Zimt ist wie Ingwer ein „Durcherhitzer“ für den Organismus, weil er die Herz-Kreislauftätigkeit anregt. „Das Problem ist, dass wir uns durch unsere Ernährung zu stark herunterkühlen“, so Hartz von Zacharewitz. Milch im Brei sei deshalb auch keine gute Idee: „Milchprodukte sind ‚kalt‘ nach der chinesischen Lebensmittellehre, und außerdem schleimen sie und bereiten so den Boden für Erkältungen.“ Auch die viel gepriesene Rohkost sei gerade im Winter schlecht für den Magen. Die Chinesen stellten sich den Magen wie einen Topf vor, in den den ganzen Tag über immer wieder etwas hineingeworfen wird, das dann vor sich hin köchelt. „Und ein chinesisches Sprichwort sagt, wenn man nur kaltes Wasser und rohen Fisch in den Topf tut, muss man sich nicht wundern, wenn daraus keine Suppe wird“, fügt Ziehrberg hinzu.

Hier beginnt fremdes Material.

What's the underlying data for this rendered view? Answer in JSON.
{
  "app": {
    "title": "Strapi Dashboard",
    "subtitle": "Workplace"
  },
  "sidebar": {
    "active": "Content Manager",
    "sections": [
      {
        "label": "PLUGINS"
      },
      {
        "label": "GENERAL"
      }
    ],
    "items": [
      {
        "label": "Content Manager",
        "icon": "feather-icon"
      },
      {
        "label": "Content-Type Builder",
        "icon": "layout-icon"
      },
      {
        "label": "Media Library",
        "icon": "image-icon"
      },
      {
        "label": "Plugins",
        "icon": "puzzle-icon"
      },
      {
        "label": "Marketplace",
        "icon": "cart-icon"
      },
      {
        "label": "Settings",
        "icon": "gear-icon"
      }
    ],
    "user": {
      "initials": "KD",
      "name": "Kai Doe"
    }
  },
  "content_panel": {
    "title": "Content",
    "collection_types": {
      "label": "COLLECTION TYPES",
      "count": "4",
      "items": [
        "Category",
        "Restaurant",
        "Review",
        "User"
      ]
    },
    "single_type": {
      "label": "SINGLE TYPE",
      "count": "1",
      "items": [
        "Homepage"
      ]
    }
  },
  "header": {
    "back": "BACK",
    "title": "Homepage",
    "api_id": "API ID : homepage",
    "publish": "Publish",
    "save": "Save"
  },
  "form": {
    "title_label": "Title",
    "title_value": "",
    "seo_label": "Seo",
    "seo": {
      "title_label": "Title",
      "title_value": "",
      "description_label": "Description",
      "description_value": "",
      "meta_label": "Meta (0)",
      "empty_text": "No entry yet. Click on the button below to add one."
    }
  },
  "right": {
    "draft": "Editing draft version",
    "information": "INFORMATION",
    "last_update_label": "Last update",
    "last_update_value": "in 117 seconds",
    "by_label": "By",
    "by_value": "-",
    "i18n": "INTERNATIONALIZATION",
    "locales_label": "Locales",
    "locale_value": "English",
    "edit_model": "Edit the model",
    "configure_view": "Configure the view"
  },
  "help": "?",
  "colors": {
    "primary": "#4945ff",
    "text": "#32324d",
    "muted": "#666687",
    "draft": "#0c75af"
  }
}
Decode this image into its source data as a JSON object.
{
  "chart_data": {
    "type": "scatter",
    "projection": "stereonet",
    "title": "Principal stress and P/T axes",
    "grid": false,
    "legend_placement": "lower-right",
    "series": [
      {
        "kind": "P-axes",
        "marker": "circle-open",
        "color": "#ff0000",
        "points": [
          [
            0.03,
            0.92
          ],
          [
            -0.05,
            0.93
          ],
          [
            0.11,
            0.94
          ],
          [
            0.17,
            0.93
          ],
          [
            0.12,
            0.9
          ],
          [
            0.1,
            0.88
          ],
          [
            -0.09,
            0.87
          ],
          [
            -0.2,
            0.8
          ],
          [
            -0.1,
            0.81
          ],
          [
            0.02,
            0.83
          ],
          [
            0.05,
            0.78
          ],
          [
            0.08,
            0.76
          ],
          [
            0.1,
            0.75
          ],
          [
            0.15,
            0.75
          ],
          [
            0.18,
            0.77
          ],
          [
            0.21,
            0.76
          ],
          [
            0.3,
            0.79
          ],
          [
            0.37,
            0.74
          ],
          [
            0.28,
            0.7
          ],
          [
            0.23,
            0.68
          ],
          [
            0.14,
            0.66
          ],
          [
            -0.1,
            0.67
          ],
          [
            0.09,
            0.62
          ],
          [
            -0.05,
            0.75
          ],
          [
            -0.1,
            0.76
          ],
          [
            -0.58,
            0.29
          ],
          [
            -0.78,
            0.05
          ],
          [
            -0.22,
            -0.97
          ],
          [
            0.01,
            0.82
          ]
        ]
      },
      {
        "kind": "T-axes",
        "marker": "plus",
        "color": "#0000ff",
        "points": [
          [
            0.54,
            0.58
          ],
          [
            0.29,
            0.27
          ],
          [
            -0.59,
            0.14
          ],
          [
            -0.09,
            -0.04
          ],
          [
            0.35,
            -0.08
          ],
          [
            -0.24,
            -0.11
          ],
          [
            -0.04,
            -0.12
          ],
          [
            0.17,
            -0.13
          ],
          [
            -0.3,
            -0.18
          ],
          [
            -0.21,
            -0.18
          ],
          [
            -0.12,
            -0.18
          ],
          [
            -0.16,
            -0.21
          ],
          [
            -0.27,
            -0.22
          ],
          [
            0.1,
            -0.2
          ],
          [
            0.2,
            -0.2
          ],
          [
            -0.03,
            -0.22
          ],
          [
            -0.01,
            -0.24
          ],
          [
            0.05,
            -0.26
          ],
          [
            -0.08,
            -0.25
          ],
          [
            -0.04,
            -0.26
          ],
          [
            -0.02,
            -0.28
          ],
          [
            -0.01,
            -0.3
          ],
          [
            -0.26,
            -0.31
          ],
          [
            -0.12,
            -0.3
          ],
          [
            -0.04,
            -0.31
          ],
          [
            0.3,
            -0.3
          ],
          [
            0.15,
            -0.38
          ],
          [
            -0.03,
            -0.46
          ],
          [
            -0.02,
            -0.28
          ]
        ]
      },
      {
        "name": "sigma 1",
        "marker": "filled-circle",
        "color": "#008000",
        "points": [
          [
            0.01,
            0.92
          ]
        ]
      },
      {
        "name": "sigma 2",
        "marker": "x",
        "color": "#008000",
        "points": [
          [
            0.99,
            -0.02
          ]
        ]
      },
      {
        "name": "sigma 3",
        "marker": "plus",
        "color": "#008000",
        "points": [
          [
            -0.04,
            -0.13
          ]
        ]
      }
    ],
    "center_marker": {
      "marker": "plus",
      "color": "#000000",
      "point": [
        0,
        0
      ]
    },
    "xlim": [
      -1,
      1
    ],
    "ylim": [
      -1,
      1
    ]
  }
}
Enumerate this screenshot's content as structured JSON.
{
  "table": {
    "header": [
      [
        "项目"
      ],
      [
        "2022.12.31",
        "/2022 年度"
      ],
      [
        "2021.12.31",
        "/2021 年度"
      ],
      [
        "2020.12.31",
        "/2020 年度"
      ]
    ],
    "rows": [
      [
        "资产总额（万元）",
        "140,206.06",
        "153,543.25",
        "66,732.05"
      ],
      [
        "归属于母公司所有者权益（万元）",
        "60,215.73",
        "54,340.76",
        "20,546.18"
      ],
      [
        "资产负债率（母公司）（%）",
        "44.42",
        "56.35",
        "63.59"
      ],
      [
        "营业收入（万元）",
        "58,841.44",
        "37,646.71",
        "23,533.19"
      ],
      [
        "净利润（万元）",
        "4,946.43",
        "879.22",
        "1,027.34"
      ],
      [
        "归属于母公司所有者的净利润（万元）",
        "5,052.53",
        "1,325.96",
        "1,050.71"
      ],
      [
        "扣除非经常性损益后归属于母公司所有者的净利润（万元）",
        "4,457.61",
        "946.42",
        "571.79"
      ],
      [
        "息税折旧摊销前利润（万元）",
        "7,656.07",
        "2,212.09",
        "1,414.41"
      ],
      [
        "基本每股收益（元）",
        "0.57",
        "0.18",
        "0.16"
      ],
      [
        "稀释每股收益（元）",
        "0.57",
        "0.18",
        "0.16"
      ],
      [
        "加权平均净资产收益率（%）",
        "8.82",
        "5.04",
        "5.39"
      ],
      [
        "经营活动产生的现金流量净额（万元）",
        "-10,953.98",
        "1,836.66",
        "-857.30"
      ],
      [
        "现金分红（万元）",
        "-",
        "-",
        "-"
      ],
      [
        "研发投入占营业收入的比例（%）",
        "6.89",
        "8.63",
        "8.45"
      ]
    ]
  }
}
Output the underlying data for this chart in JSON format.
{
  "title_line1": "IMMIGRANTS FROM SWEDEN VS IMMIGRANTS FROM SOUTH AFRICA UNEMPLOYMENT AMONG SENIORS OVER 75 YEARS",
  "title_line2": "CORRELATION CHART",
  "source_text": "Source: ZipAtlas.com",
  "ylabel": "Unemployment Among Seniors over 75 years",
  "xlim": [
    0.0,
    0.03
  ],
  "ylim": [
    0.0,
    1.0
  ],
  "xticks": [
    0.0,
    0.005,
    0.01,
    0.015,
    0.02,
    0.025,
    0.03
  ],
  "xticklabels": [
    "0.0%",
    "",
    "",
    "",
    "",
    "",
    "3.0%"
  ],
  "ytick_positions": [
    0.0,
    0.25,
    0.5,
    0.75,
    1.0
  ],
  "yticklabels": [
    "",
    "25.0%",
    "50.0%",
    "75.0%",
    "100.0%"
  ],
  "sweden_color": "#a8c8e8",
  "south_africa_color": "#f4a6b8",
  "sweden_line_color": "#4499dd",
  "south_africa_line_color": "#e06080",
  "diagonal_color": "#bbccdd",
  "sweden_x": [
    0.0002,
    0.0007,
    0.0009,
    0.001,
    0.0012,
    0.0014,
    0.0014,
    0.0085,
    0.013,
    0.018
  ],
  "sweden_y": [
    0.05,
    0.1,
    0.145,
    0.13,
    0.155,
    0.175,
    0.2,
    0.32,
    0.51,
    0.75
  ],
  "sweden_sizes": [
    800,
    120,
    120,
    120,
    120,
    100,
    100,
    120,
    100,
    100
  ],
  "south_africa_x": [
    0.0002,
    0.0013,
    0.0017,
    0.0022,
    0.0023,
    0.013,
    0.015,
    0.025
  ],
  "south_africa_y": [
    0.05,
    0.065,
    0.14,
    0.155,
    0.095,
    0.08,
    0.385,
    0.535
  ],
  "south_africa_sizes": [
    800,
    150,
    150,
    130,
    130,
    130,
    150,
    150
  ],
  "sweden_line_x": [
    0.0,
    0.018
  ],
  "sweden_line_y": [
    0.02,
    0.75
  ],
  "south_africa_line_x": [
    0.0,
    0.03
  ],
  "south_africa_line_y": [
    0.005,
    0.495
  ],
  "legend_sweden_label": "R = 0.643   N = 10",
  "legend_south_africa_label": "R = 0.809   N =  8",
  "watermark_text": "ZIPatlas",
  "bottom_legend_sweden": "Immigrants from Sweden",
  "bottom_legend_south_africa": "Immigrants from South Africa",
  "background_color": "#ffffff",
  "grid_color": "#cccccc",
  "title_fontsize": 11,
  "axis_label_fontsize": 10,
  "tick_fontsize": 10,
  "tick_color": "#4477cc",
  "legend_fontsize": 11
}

Wer mit dem Haferbreifrühstück gar nicht warm wird, kann sich vielleicht für Johanniskraut erwärmen, das ein gutes Mittel gegen die so genannte Winterdepression ist. In den schwarzen Punkten auf den Blättern ist Rotöl enthalten, das den Vitaminmangel ausgleicht. Drei Becher Tee täglich empfiehlt Ziehlberg – ab sofort, denn die Wirkung tritt erst nach sechs Wochen ein. Und man muss die Kur so lange fortsetzen, bis die Sonne wieder scheint.

Die Gier nach opulenten Mahlzeiten oder Schokolade, kaum dass die Temperaturen sinken, sei übrigens psychologischer Natur: Natürlich fühle man sich wohler und wärmer, wenn der Magen voll ist. Außerdem enthält Schokolade Theobromin, das sich stimulierend auf das Nervensystem auswirkt und die Blutgefäße erweitert, sowie zwei weitere Stoffe, die auch in Haschisch enthalten sind und auf die Teile des Gehirns wirken, in denen das Glücks- und Lustempfinden ausgelöst wird.

Also mehr Schokolade als Stimmungsaufheller? „Naja, Schokolade ist nicht so gut“, meint Ziehlberg. „Dann schon lieber mehr Sex.“ Und mehr Zimt. Der hat nämlich auch die Qualitäten eines Aphrodisiakums.

Hartz von Zacharewitz sieht das Problem damit nicht gelöst: „Ständige Schwäche kommt immer daher, dass die Menschen zu wenig Zeit haben, gar nichts zu tun, einfach nur zu sein.“ Und das wäre eigentlich schon wieder ein Argument für den Winterschlaf.